El impostor que se vendió al mejor postor, pasó a convertirse en el gran actor de reparto, y no hay metáfora, solo un recurso que lo ubica en su falso dialogismo, en realidad, nuevo patriarcado de las más oscuras componendas.
Cabe ahora señalar el juicio de la historia, cruel, pero certero. En los libros del mañana ni siquiera constará como un descendiente de Iscariote, sino como un mediocre acomplejado, perdido en el purgatorio de la memoria, donde reptan desertores y felones. En esa mazmorra histórica lo acompañarán, como lo han hecho en su gobierno, otros esperpentos, lacayos, pajes y cipayos, algunos de los cuales portaban su carnet “izquierdista” para justificar su indecente ambición y su rumiado rencor. Si ahora serpentean por los pasillos del poder es porque en el laberinto boscoso todavía no han encontrado los árboles de Judas.

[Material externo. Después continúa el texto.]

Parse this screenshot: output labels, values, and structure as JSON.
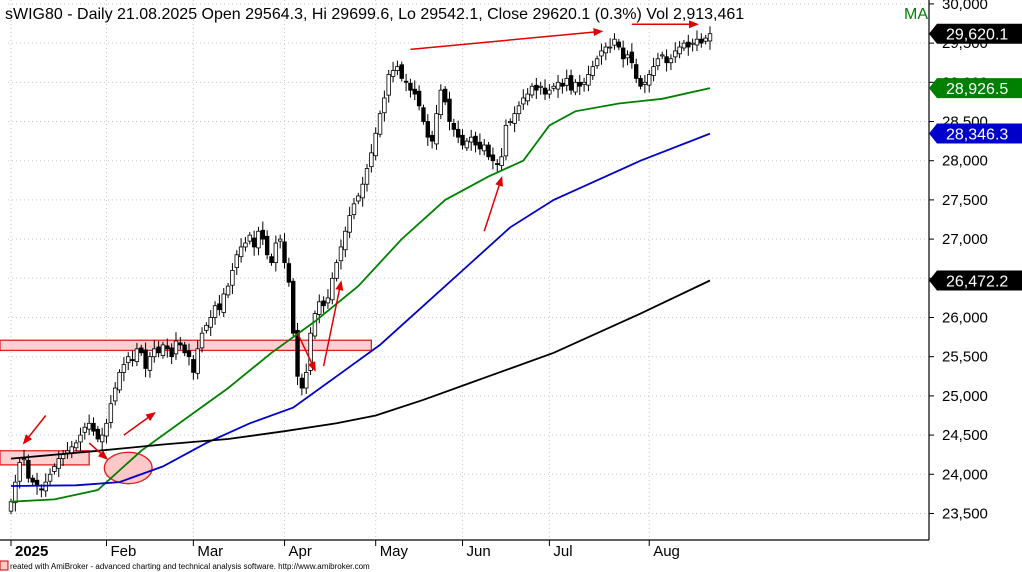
{
  "chart_data": {
    "type": "candlestick",
    "title": "sWIG80 - Daily 21.08.2025 Open 29564.3, Hi 29699.6, Lo 29542.1, Close 29620.1 (0.3%) Vol 2,913,461",
    "title_suffix": "MA",
    "footer": "reated with AmiBroker - advanced charting and technical analysis software. http://www.amibroker.com",
    "ylim": [
      23200,
      30050
    ],
    "y_ticks": [
      23500,
      24000,
      24500,
      25000,
      25500,
      26000,
      26500,
      27000,
      27500,
      28000,
      28500,
      29000,
      29500,
      30000
    ],
    "y_tick_labels": [
      "23,500",
      "24,000",
      "24,500",
      "25,000",
      "25,500",
      "26,000",
      "26,500",
      "27,000",
      "27,500",
      "28,000",
      "28,500",
      "29,000",
      "29,500",
      "30,000"
    ],
    "months": [
      {
        "label": "2025",
        "day": 0,
        "bold": true
      },
      {
        "label": "Feb",
        "day": 22,
        "bold": false
      },
      {
        "label": "Mar",
        "day": 42,
        "bold": false
      },
      {
        "label": "Apr",
        "day": 63,
        "bold": false
      },
      {
        "label": "May",
        "day": 84,
        "bold": false
      },
      {
        "label": "Jun",
        "day": 104,
        "bold": false
      },
      {
        "label": "Jul",
        "day": 124,
        "bold": false
      },
      {
        "label": "Aug",
        "day": 147,
        "bold": false
      }
    ],
    "total_days": 162,
    "closes": [
      23650,
      23900,
      24150,
      24200,
      23950,
      23900,
      23850,
      23800,
      23900,
      24000,
      24100,
      24200,
      24250,
      24300,
      24350,
      24400,
      24500,
      24600,
      24650,
      24550,
      24450,
      24500,
      24650,
      24900,
      25100,
      25300,
      25400,
      25500,
      25450,
      25600,
      25550,
      25350,
      25500,
      25600,
      25550,
      25650,
      25600,
      25500,
      25700,
      25650,
      25550,
      25500,
      25300,
      25600,
      25800,
      25900,
      26000,
      26150,
      26100,
      26300,
      26400,
      26600,
      26800,
      26900,
      26950,
      27050,
      26900,
      27100,
      27000,
      26800,
      26700,
      26950,
      27000,
      26700,
      26450,
      25800,
      25250,
      25100,
      25300,
      25800,
      26050,
      26200,
      26150,
      26250,
      26500,
      26700,
      26900,
      27100,
      27300,
      27450,
      27550,
      27700,
      27900,
      28100,
      28350,
      28600,
      28800,
      29100,
      29150,
      29200,
      29050,
      29000,
      28900,
      28850,
      28700,
      28500,
      28300,
      28250,
      28600,
      28900,
      28750,
      28500,
      28400,
      28300,
      28200,
      28250,
      28300,
      28200,
      28150,
      28200,
      28050,
      28000,
      27950,
      28050,
      28450,
      28500,
      28600,
      28700,
      28800,
      28850,
      28950,
      28900,
      28950,
      28850,
      28900,
      28950,
      29000,
      28950,
      29050,
      28900,
      29000,
      28950,
      29000,
      29100,
      29200,
      29300,
      29400,
      29450,
      29450,
      29550,
      29450,
      29300,
      29350,
      29250,
      29050,
      28950,
      29000,
      29100,
      29200,
      29300,
      29350,
      29250,
      29300,
      29400,
      29450,
      29500,
      29450,
      29500,
      29550,
      29500,
      29564,
      29620
    ],
    "series": [
      {
        "name": "",
        "color": "#008000",
        "label": "28,926.5",
        "points": [
          [
            0,
            23650
          ],
          [
            10,
            23680
          ],
          [
            20,
            23800
          ],
          [
            30,
            24300
          ],
          [
            40,
            24700
          ],
          [
            50,
            25100
          ],
          [
            60,
            25550
          ],
          [
            70,
            25950
          ],
          [
            80,
            26400
          ],
          [
            90,
            27000
          ],
          [
            100,
            27500
          ],
          [
            110,
            27800
          ],
          [
            118,
            28000
          ],
          [
            124,
            28450
          ],
          [
            130,
            28630
          ],
          [
            140,
            28730
          ],
          [
            150,
            28790
          ],
          [
            161,
            28926.5
          ]
        ]
      },
      {
        "name": "",
        "color": "#0000cc",
        "label": "28,346.3",
        "points": [
          [
            0,
            23850
          ],
          [
            15,
            23860
          ],
          [
            25,
            23900
          ],
          [
            35,
            24100
          ],
          [
            45,
            24400
          ],
          [
            55,
            24650
          ],
          [
            65,
            24850
          ],
          [
            75,
            25250
          ],
          [
            85,
            25650
          ],
          [
            95,
            26150
          ],
          [
            105,
            26650
          ],
          [
            115,
            27150
          ],
          [
            125,
            27500
          ],
          [
            135,
            27750
          ],
          [
            145,
            28000
          ],
          [
            161,
            28346.3
          ]
        ]
      },
      {
        "name": "",
        "color": "#000000",
        "label": "26,472.2",
        "points": [
          [
            0,
            24200
          ],
          [
            20,
            24300
          ],
          [
            35,
            24380
          ],
          [
            50,
            24450
          ],
          [
            63,
            24550
          ],
          [
            75,
            24650
          ],
          [
            84,
            24750
          ],
          [
            95,
            24950
          ],
          [
            105,
            25150
          ],
          [
            115,
            25350
          ],
          [
            125,
            25550
          ],
          [
            135,
            25800
          ],
          [
            145,
            26050
          ],
          [
            161,
            26472.2
          ]
        ]
      }
    ],
    "last_price_label": "29,620.1",
    "annotations": {
      "resistance_zones": [
        {
          "x0": -5,
          "x1": 83,
          "y0": 25580,
          "y1": 25710
        },
        {
          "x0": -5,
          "x1": 18,
          "y0": 24120,
          "y1": 24300
        }
      ],
      "ellipse": {
        "cx": 27,
        "cy": 24080,
        "rx": 5.5,
        "ry": 200
      },
      "arrows": [
        {
          "x1": 8,
          "y1": 24750,
          "x2": 3,
          "y2": 24400
        },
        {
          "x1": 18,
          "y1": 24400,
          "x2": 22,
          "y2": 24200
        },
        {
          "x1": 26,
          "y1": 24500,
          "x2": 33,
          "y2": 24780
        },
        {
          "x1": 66,
          "y1": 25800,
          "x2": 70,
          "y2": 25330
        },
        {
          "x1": 72,
          "y1": 25380,
          "x2": 76,
          "y2": 26450
        },
        {
          "x1": 109,
          "y1": 27100,
          "x2": 113,
          "y2": 27780
        },
        {
          "x1": 92,
          "y1": 29420,
          "x2": 136,
          "y2": 29650
        },
        {
          "x1": 143,
          "y1": 29740,
          "x2": 158,
          "y2": 29740
        }
      ]
    }
  }
}
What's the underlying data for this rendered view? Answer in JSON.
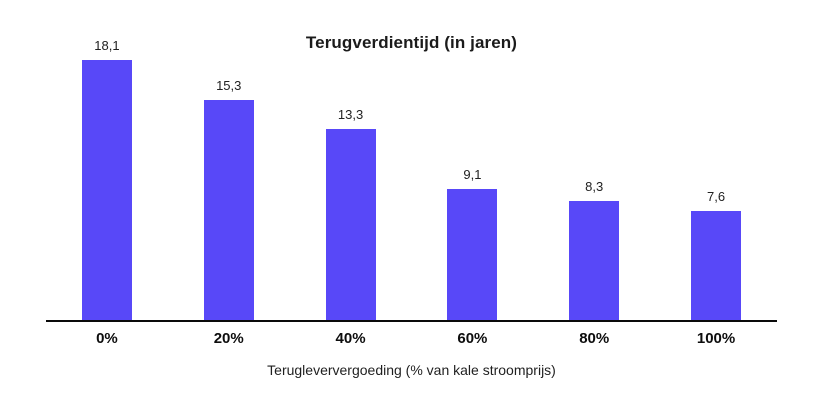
{
  "chart_data": {
    "type": "bar",
    "title": "Terugverdientijd (in jaren)",
    "categories": [
      "0%",
      "20%",
      "40%",
      "60%",
      "80%",
      "100%"
    ],
    "values": [
      18.1,
      15.3,
      13.3,
      9.1,
      8.3,
      7.6
    ],
    "value_labels": [
      "18,1",
      "15,3",
      "13,3",
      "9,1",
      "8,3",
      "7,6"
    ],
    "xlabel": "Terugleververgoeding (% van kale stroomprijs)",
    "ylabel": "",
    "ylim": [
      0,
      18.1
    ],
    "grid": false,
    "legend": "none",
    "bar_color": "#5848F8",
    "axis_color": "#0a0a0a",
    "value_label_color": "#212121"
  }
}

Fueron aquellos corifeos quienes azuzaron al esperpento para edulcorar la usurpación del poder, para regresarnos a los pérfidos escenarios de un pasado oprobioso. Alucinados en sus cafetines en los que se discutía presuntamente la pureza revolucionaria, fueron la quinta columna y los que abrieron la puerta al caballo de Troya. A ellos me atrevo a dedicar aquello que escribiese Antonio Preciado: Poema con treinta denarios para el primer esbirro que lo lea.
El trigueño Boltaire hace gala de teorías empíricas para justificar el nulo conocimiento de la Mecánica Cuántica que se atribuye dominar. Quizá en lo único que tuvo razón es en su tesis sobre el contagio y herencia de átomos de personajes del pasado. En su caso, y un examen axial computarizado podría certificar su naturaleza esperpéntica, los átomos que recibió deben ser de los Trujillo: Julio César, coautor de la debacle del país, y Rafael Leonidas, el Chivo dictador dominicano. Pese a ello, no llegará a transformarse ni en gallo hervido ni en chacal. Ni a monigote podría aspirar, porque ya lo quemó nuestro sabio y sencillo pueblo.